Отыскав новые крючок и трос, Питер положил их в рюкзак вместе с куском брезента. Он уже понял, что его куртка была не такой водонепроницаемой, как меха Тиа, поэтому решил, что может съехать вниз по туннелю на брезенте, если понадобится. Он прошел по грузовой линии к ящикам, достал себе кураги, немного ветчины и пару замороженных рулетов. Все это мальчик запихнул в небольшой целлофановый пакет. Головная боль совсем разбушевалась, и он с трудом мог думать о какой-то одной вещи, не говоря уже о том, чтобы думать о нескольких одновременно. Питер запихнул пакет в рюкзак и наполнил фляжку водой. Поцеловав маму в лоб, он пошел за Сашей.

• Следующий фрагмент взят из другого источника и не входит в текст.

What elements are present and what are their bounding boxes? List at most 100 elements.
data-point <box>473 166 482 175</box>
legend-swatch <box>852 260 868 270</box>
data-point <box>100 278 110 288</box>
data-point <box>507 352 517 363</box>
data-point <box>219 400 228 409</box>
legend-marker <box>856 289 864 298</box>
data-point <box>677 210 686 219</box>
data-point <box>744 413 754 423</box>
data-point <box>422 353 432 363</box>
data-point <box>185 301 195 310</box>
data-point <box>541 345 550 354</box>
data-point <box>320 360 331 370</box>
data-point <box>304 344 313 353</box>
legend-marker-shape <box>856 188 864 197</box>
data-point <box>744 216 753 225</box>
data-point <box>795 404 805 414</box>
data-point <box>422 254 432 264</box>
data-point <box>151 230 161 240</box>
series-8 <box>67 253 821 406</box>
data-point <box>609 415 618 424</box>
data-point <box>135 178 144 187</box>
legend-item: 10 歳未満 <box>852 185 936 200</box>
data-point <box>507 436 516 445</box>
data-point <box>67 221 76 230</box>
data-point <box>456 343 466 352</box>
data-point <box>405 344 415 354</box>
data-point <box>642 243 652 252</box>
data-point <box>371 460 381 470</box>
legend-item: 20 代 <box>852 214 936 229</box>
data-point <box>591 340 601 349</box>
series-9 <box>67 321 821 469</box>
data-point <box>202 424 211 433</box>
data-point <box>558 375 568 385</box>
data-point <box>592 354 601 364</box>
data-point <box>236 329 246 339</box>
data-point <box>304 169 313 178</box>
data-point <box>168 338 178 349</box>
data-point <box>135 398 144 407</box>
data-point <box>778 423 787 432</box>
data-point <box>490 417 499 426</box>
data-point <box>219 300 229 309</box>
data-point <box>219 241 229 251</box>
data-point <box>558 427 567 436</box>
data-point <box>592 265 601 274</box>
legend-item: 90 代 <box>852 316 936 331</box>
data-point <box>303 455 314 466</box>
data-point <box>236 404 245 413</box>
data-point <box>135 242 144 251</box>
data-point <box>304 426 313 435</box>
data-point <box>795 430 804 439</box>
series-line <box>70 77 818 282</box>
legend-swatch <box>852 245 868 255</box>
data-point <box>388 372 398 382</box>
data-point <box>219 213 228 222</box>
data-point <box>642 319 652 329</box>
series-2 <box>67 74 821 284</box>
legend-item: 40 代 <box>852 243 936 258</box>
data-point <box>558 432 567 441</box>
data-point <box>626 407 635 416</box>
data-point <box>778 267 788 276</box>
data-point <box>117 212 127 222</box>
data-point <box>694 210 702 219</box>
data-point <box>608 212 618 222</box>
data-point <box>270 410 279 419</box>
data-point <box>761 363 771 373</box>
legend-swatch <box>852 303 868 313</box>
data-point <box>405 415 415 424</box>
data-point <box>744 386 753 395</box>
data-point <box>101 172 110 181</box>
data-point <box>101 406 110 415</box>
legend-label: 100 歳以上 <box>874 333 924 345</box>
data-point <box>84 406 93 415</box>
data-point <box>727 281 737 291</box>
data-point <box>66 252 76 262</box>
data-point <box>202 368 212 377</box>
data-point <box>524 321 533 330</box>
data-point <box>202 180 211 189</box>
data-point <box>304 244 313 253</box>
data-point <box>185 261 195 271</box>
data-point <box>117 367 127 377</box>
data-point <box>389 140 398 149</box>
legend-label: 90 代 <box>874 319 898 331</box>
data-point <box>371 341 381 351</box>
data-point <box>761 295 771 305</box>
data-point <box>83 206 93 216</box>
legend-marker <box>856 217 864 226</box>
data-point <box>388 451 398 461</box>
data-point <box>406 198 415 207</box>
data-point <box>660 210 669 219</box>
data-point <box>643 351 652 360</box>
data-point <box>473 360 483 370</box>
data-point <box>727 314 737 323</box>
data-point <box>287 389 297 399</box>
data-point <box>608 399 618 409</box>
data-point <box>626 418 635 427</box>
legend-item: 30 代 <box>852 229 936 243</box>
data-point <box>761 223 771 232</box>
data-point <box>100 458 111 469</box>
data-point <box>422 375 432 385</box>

Он выбрал самые легкие санки, которые только смог найти у собачьего навеса, и набил полные карманы куртки вкусняшками для Саши.
После этого, не обращая внимания на болезненную пульсацию в голове, Питер встал на санки, и они помчались на запад.
Спустя несколько минут Питер весь вымок от пота. Его била дрожь. Он мог только видеть ледяную стену, которая издали казалась такой же снежной шишкой на горизонте, как и все остальные. Глядя на нее, Питер ощутил знакомое «шевеление» на грани его обзора.